Fallait-il une loi pour qu'il y ait la parité entre hommes et femmes dans la vie politique (en fait, qu'il y ait autant d'hommes que de femmes à chaque niveau) ? Non. Il est évidemment nécessaire qu'il n'y ait aucun critère qui soit discriminant à l'un ou l'autre des sexes dans les règles démocratiques, mais faire une loi car un genre est sous représenté, c'est aller bien au-delà.

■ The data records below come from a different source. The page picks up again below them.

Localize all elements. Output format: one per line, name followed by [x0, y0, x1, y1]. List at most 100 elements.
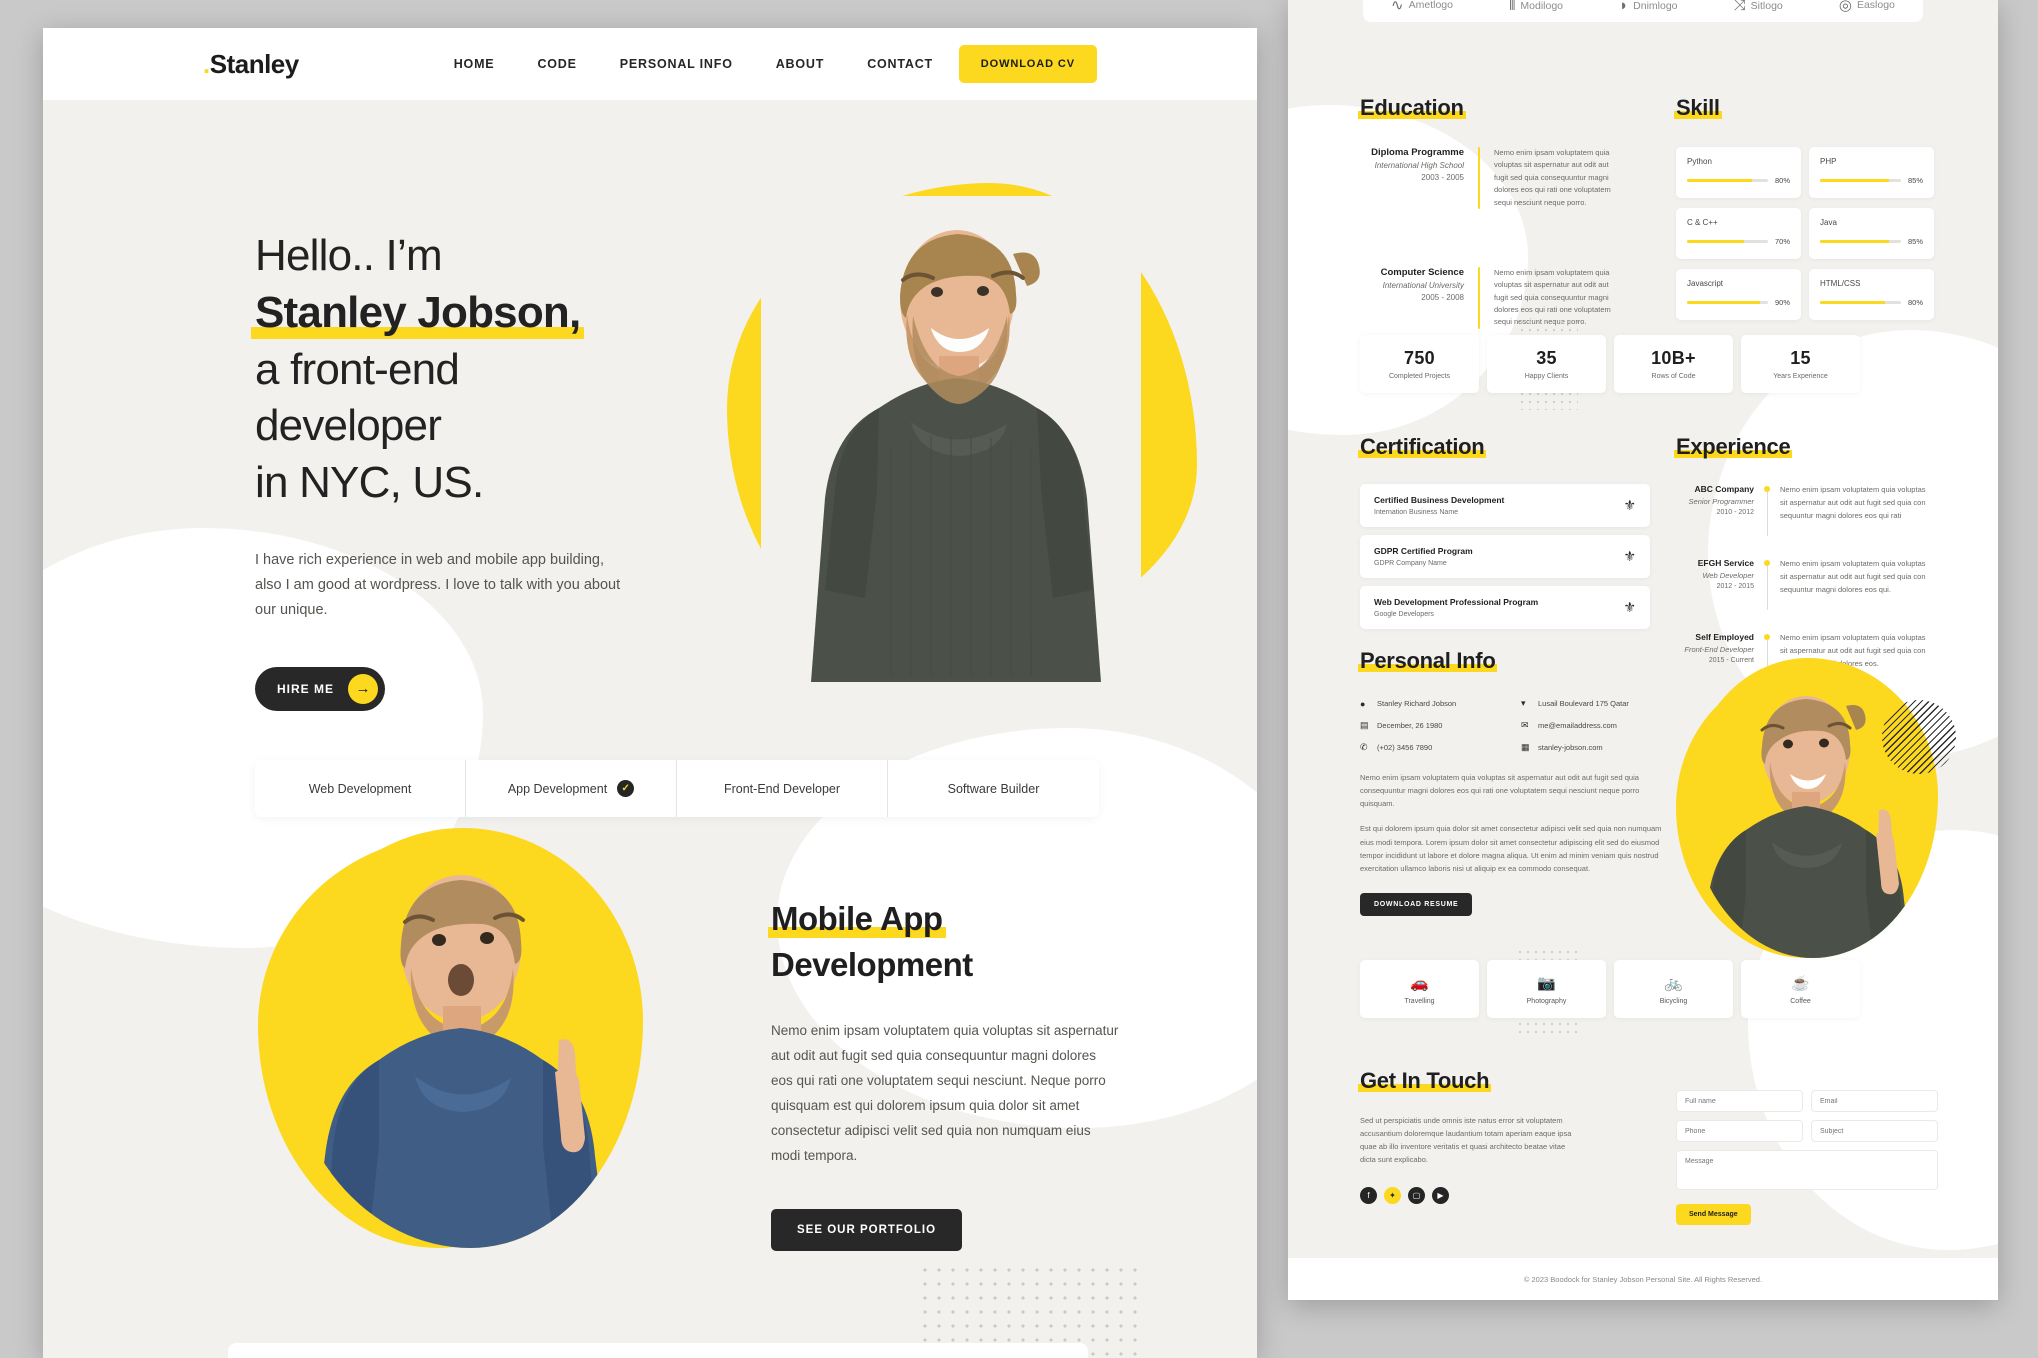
skill-section: Skill Python 80% PHP 85% C & C++ 70% Java 85% Ja…	[1674, 95, 1934, 320]
screenshot-stage: Hello.. I’m Stanley Jobson, a front-end …	[0, 0, 2038, 1358]
sitlogo-icon: ⤨	[1733, 0, 1746, 14]
education-item: Computer Science International Universit…	[1360, 266, 1650, 329]
skill-card: Javascript 90%	[1676, 269, 1801, 320]
site-logo[interactable]: .Stanley	[203, 49, 299, 80]
nav-item-home[interactable]: HOME	[454, 57, 495, 71]
subject-input[interactable]	[1811, 1120, 1938, 1142]
stat-value: 35	[1536, 348, 1557, 368]
facebook-icon[interactable]: f	[1360, 1186, 1377, 1204]
certification-issuer: Internation Business Name	[1374, 509, 1459, 516]
message-textarea[interactable]	[1676, 1150, 1938, 1190]
certification-name: Web Development Professional Program	[1374, 597, 1539, 607]
certification-issuer: GDPR Company Name	[1374, 560, 1447, 567]
modilogo-icon: ⫴	[1509, 0, 1516, 14]
award-icon: ⚜	[1623, 497, 1636, 513]
skill-name: Java	[1820, 218, 1837, 227]
certification-card: Certified Business Development Internatio…	[1360, 484, 1650, 527]
fullname-input[interactable]	[1676, 1090, 1803, 1112]
timeline-line	[1766, 566, 1768, 610]
brand-logo-item: ⤨ Sitlogo	[1734, 0, 1783, 14]
location-icon: ▾	[1521, 698, 1526, 708]
skill-progress-track	[1820, 301, 1901, 304]
personal-info-row: ▤ December, 26 1980	[1360, 720, 1509, 731]
right-page-footer: © 2023 Boodock for Stanley Jobson Person…	[1288, 1258, 1998, 1300]
mobile-title-line-2: Development	[771, 945, 973, 983]
skill-name: Javascript	[1687, 279, 1724, 288]
coffee-icon: ☕	[1791, 974, 1810, 992]
experience-title: Experience	[1673, 434, 1793, 459]
brand-logo-item: ∿ Ametlogo	[1391, 0, 1453, 14]
hero-text-block: Hello.. I’m Stanley Jobson, a front-end …	[250, 228, 685, 711]
service-card-app-development[interactable]: App Development ✓	[466, 760, 677, 817]
camera-icon: 📷	[1537, 974, 1556, 992]
ametlogo-icon: ∿	[1391, 0, 1404, 14]
experience-role: Front-End Developer	[1684, 645, 1754, 654]
twitter-icon[interactable]: ✦	[1384, 1186, 1401, 1204]
personal-info-title: Personal Info	[1357, 648, 1498, 673]
brand-logo-item: ◎ Easlogo	[1839, 0, 1895, 14]
phone-icon: ✆	[1360, 742, 1368, 752]
download-resume-button[interactable]: DOWNLOAD RESUME	[1360, 892, 1473, 916]
experience-item: EFGH Service Web Developer 2012 - 2015 Nemo…	[1676, 558, 1966, 610]
education-name: Computer Science	[1380, 266, 1464, 278]
stat-value: 750	[1404, 348, 1435, 368]
see-portfolio-button[interactable]: SEE OUR PORTFOLIO	[771, 1208, 963, 1251]
nav-item-personal-info[interactable]: PERSONAL INFO	[620, 57, 733, 71]
experience-years: 2010 - 2012	[1716, 509, 1754, 516]
get-in-touch-section: Get In Touch Sed ut perspiciatis unde om…	[1357, 1068, 1650, 1204]
nav-links: HOME CODE PERSONAL INFO ABOUT CONTACT	[454, 57, 933, 71]
get-in-touch-title: Get In Touch	[1357, 1068, 1492, 1093]
hobby-card-photography: 📷 Photography	[1487, 960, 1606, 1018]
arrow-right-icon: →	[348, 673, 379, 704]
personal-info-row: ✆ (+02) 3456 7890	[1360, 742, 1509, 753]
experience-description: Nemo enim ipsam voluptatem quia voluptas…	[1780, 485, 1926, 520]
hobby-card-coffee: ☕ Coffee	[1741, 960, 1868, 1026]
social-links: f ✦ ▢ ▶	[1360, 1186, 1650, 1204]
award-icon: ⚜	[1623, 548, 1636, 564]
download-cv-button[interactable]: DOWNLOAD CV	[958, 45, 1097, 83]
service-label: Software Builder	[947, 781, 1040, 796]
dnimlogo-icon: ◗	[1619, 0, 1629, 14]
personal-info-paragraph-2: Est qui dolorem ipsum quia dolor sit ame…	[1360, 824, 1662, 873]
instagram-icon[interactable]: ▢	[1408, 1186, 1425, 1204]
stat-card-completed-projects: 750 Completed Projects	[1352, 327, 1479, 393]
education-school: International High School	[1374, 161, 1464, 170]
mobile-app-title: Mobile App Development	[768, 896, 1121, 987]
certification-name: GDPR Certified Program	[1374, 546, 1473, 556]
youtube-icon[interactable]: ▶	[1432, 1186, 1449, 1204]
phone-input[interactable]	[1676, 1120, 1803, 1142]
nav-item-contact[interactable]: CONTACT	[867, 57, 933, 71]
services-card-row: Web Development App Development ✓ Front-…	[255, 760, 1099, 817]
left-page: Hello.. I’m Stanley Jobson, a front-end …	[43, 28, 1257, 1358]
bottom-white-card	[228, 1343, 1088, 1358]
stat-label: Years Experience	[1773, 373, 1828, 380]
education-item: Diploma Programme International High Sch…	[1360, 147, 1650, 209]
stat-card-years-experience: 15 Years Experience	[1741, 335, 1868, 401]
skill-progress-track	[1687, 240, 1768, 243]
mail-icon: ✉	[1521, 720, 1529, 730]
hero-portrait-photo	[761, 196, 1141, 682]
skill-card: Java 85%	[1809, 208, 1934, 259]
hero-line-5: in NYC, US.	[255, 458, 484, 507]
service-card-front-end-developer[interactable]: Front-End Developer	[677, 760, 888, 817]
skill-progress-fill	[1820, 179, 1889, 182]
experience-item: ABC Company Senior Programmer 2010 - 2012 N…	[1676, 484, 1966, 536]
experience-section: Experience ABC Company Senior Programmer 2…	[1673, 434, 1966, 684]
skill-percent: 80%	[1907, 298, 1923, 307]
certification-title: Certification	[1357, 434, 1487, 459]
mobile-app-text-block: Mobile App Development Nemo enim ipsam v…	[768, 896, 1121, 1251]
nav-item-code[interactable]: CODE	[537, 57, 576, 71]
hero-line-3: a front-end	[255, 344, 460, 394]
nav-item-about[interactable]: ABOUT	[776, 57, 824, 71]
service-card-web-development[interactable]: Web Development	[255, 760, 466, 817]
service-card-software-builder[interactable]: Software Builder	[888, 760, 1099, 817]
hire-me-label: HIRE ME	[277, 681, 335, 696]
skill-progress-fill	[1687, 301, 1760, 304]
hire-me-button[interactable]: HIRE ME →	[255, 666, 386, 711]
contact-form: Send Message	[1676, 1090, 1938, 1225]
send-message-button[interactable]: Send Message	[1676, 1204, 1751, 1225]
education-years: 2005 - 2008	[1421, 292, 1464, 302]
brand-label: Ametlogo	[1408, 0, 1453, 11]
email-input[interactable]	[1811, 1090, 1938, 1112]
logo-dot-icon: .	[203, 48, 210, 79]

Pour quelle raison n'y a-t-il pas assez de femmes dans les postes de pouvoir politique ? L'argument le plus entendu est que les politiciens seraient machistes, qu'ils feraient tout pour bloquer l'ascension de femmes qu'ils tiendraient dans leur globalité que pour peu de chose. On ne peut certes pas rejeter en bloc la possibilité de l'existence de machistes dans les partis politiques. Mais dans le jeu démocratique, nul n'est inamovible, personne n'est irremplaçable : si les femmes étaient tenues à l'écart du pouvoir explicitement, elles pourraient à loisir se faire élire directement par le peuple pour renvoyer chez eux de tels indélicats sexistes. En on est quand même pas là. Peut être faut-il se poser une autre question : quelle est la proportion de femmes parmi les adhérents aux partis politiques ? Ce n'est pas la même que celle de la population. En fait, les partis se félicitent du fait qu'actuellement leurs nouveaux adhérents sont moins masculins qu'avant, avec une part d'hommes supérieure à 60 % tout de même. Cela montre qu'il n'y pas autant de femmes que d'hommes qui dès le départ adhèrent à un parti politique. Pourtant, l'adhésion est ouverte à tous, il suffit de faire la démarche. L'explication pourrait se trouver dans l'oeuvre de Pierre Bourdieu : la socialisation des petites filles développerait moins leur goût pour le pouvoir, ce qui donnerait à l'âge adulte un attrait moins prononcé pour les postes à responsabilité en milieux hostile, via une réticence à la confrontation. Dès lors, elles sont moins nombreuses à rechercher le pouvoir en lui-même, surtout que les codes du milieu ont été écrits de façon masculine.

C'est donc un handicap de départ auquel il faut s'attaquer dès son origine, en incitant les filles à prendre part aux responsabilités, en leur faisant comprendre dès leur jeunesse qu'elles ont un rôle à jouer. Elles peuvent prendre conscience de ça plus tard aussi, et si l'on peut se réjouir qu'elles soient de plus en plus nombreuses à s'impliquer dans ces affaires, on regrette toujours qu'elles ne soient pas autant que les hommes à faire la démarche, à faire candidature pour une responsabilité, à prendre les initiatives qui les mettent devant l'affiche... Car sans se leurrer, ce sont là bien les moyens qui permettent d'arriver au pouvoir. Créer une loi pour arriver à un effet équivalent ne fait que créer un doute sur la légitimité d'un ou d'une parvenu(e), alors que sans le résultat ne pouvait être le résultat que de faits d'armes.

Cette vision dure et cynique de la politique peut sembler répulsante, mais il faut bien avouer que c'est celle qui prédomine depuis toujours. Ces règles n'ont pas lieu qu'en politique d'ailleurs, il en va ainsi également dans le monde des affaires. Les femmes sont en effet moins nombreuses à s'engager dans les filières qui permettent d'arriver le plus souvent au sommet des entreprises. En conséquence, là où il y un vrai problème de discrimination, c'est qu'à poste et compétences égaux le salaire ne soit pas le même entre un homme et une femme. Etablir la proportion de femmes dans les directions générales n'est pas suffisant pour établir une discrimination, puisqu'une femme, par les images qu'elle se représente, peut être la première à atténuer ses ambitions. Voilà quel est le domaine sur lequel il faut travailler désormais, maintenant qu'il n'y a plus de règles discriminantes. Il faut autant changer la mentalité de la femme peu ambitieuse que celle de l'homme machiste.